Зимой сорок третьего произошло нечто необъяснимое, что встревожило маму и бабушку. Поздний вечер. В доме тишина. Мама сидит у стола в прихожке, занимается починкой. Все спят. И вот она видит, что откуда-то из-под печки появилась черная кошка, она медленно подошла к блюдцу с молоком, из которого обычно лакала наша кошка, полакала и исчезла. Наша серая кошка в это время мирно спала на печке. Маму взяла оторопь. Утром эту историю она рассказала бабушке, они долго потом обсуждали эту тему. Были очень взволнованы: решили, что это знак беды (что вскоре и подтвердилось: получили известие о том, что отец пропал без вести). Они все говорили, что это домовой таким образом хотел предупредить о грядущих несчастьях.

А я и сейчас не могу объяснить все это. С улицы кошка не могла попасть, потому что зимой все кошкины ходы были закрыты, завалинки вообще были под снегом. Мама же всегда говорила: «Мне это не поблазнилось. Я слышала, как эта кошка лакала молоко».

Этот год был очень тяжелым для нашей семьи. Лето было дождливое, в огороде стояли лужи, накопали очень мало картошки, ее экономили, тянули до весны. Раз мало картошки, то и того хлеба, что получали по карточкам, не стало хватать. А зарплата у мамы, несмотря на непосильный труд, была совсем небольшая.
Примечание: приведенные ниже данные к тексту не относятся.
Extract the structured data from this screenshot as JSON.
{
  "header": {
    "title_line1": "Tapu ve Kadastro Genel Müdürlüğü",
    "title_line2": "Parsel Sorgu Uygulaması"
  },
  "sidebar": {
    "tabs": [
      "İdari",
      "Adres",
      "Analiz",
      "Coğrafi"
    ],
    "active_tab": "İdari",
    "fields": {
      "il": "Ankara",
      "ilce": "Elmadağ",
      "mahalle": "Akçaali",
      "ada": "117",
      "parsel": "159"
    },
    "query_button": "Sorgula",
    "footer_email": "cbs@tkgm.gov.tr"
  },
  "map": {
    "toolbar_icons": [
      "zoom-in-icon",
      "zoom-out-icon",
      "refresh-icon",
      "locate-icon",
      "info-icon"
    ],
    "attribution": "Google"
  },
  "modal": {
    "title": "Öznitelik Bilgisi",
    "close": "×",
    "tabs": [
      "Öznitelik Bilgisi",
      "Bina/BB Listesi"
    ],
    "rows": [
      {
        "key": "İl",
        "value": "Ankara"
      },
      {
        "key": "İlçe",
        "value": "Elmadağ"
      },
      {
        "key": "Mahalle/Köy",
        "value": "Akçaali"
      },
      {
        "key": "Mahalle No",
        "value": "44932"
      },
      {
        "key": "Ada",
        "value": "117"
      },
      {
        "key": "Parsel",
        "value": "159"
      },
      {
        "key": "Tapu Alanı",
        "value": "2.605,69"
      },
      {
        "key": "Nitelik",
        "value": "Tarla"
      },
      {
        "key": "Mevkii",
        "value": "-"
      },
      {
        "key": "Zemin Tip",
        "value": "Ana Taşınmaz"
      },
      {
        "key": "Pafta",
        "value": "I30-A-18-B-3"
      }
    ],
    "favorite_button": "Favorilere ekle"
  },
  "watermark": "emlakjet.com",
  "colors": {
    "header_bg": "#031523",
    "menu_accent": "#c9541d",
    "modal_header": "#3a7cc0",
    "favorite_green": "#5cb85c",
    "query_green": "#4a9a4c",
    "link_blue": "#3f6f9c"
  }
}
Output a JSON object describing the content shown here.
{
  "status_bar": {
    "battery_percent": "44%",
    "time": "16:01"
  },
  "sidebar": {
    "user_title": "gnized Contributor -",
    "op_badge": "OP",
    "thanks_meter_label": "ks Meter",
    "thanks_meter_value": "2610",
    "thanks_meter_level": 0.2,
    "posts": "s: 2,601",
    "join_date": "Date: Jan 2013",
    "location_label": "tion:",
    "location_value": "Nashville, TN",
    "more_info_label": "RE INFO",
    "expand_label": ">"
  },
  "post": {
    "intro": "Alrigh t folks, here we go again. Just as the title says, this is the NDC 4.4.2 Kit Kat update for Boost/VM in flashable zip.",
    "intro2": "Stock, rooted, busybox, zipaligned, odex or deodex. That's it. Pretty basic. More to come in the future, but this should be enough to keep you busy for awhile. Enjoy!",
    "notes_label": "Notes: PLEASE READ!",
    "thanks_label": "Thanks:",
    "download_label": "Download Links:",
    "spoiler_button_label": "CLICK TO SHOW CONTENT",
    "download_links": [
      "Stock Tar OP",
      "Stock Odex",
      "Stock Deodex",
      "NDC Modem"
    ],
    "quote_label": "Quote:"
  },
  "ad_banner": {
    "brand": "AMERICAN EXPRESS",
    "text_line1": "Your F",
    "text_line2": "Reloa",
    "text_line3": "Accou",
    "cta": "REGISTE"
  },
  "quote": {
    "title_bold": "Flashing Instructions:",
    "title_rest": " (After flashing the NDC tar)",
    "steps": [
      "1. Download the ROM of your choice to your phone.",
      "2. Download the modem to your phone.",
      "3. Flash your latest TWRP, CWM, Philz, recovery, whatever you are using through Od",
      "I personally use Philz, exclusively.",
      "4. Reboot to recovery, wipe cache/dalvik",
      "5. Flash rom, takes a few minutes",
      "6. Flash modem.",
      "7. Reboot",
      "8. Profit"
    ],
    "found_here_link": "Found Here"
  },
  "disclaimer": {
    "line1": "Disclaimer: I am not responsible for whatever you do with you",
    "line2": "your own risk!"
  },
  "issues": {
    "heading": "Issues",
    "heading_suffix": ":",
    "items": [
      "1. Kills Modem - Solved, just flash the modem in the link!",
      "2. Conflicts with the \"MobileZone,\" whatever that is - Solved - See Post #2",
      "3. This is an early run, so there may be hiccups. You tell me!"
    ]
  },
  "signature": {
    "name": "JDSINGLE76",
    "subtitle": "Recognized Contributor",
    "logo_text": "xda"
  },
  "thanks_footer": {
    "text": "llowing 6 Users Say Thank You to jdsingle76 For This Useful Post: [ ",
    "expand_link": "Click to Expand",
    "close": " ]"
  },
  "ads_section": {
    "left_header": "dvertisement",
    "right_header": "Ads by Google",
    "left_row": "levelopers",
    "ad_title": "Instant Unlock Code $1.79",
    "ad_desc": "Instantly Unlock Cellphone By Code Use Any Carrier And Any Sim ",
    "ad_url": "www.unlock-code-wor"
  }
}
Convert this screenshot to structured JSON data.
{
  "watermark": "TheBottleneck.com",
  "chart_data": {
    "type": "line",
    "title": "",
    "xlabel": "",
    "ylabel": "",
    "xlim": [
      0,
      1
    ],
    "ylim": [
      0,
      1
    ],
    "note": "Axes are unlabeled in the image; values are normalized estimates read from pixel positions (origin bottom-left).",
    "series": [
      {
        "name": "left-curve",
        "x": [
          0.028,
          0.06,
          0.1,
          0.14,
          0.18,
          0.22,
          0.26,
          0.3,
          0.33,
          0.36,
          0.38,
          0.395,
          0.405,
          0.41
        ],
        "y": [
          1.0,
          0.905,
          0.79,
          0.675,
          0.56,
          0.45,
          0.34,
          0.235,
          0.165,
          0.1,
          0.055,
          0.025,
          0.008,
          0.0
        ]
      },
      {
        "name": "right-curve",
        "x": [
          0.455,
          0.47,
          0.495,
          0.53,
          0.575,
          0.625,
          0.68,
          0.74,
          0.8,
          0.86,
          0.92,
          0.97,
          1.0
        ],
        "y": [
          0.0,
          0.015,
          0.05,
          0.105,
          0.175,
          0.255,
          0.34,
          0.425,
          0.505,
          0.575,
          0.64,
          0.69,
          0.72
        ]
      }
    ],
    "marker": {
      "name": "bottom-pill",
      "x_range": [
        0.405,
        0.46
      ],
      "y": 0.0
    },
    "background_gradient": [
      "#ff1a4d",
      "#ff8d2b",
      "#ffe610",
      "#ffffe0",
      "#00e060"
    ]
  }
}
Мой брат Анатолий вынужден был оставить учебу (он учился тогда в шестом классе, ему было всего тринадцать лет) и пошел работать на шахту. Бабушка всегда со слезами провожала его на работу. Работал на вентиляторе, потом в механических мастерских. Роба его всегда была промаслена мазутом. Придя с работы, эту робу он оставлял в сенцах. Штаны так и стояли, как он их поставит. Утром опять их надо было надевать. Бабушка вставала ночью и заносила в дом это сооружение, чтобы к утру согрелось. Под эту робу бабушка, конечно, что-то теплое мастерила. Толя был маленький, щупленький, это позволяло ему залезать в какие-то щели в больших механизмах. Мужики в бригаде этим пользовались. И там, где не мог пролезть взрослый мужик, это ловко делал мой брат. Залезет куда-то и, лежа на холодных железяках, что-то там делает. Отвинчивает или, наоборот, завинчивает. Он там и застудил свои почки.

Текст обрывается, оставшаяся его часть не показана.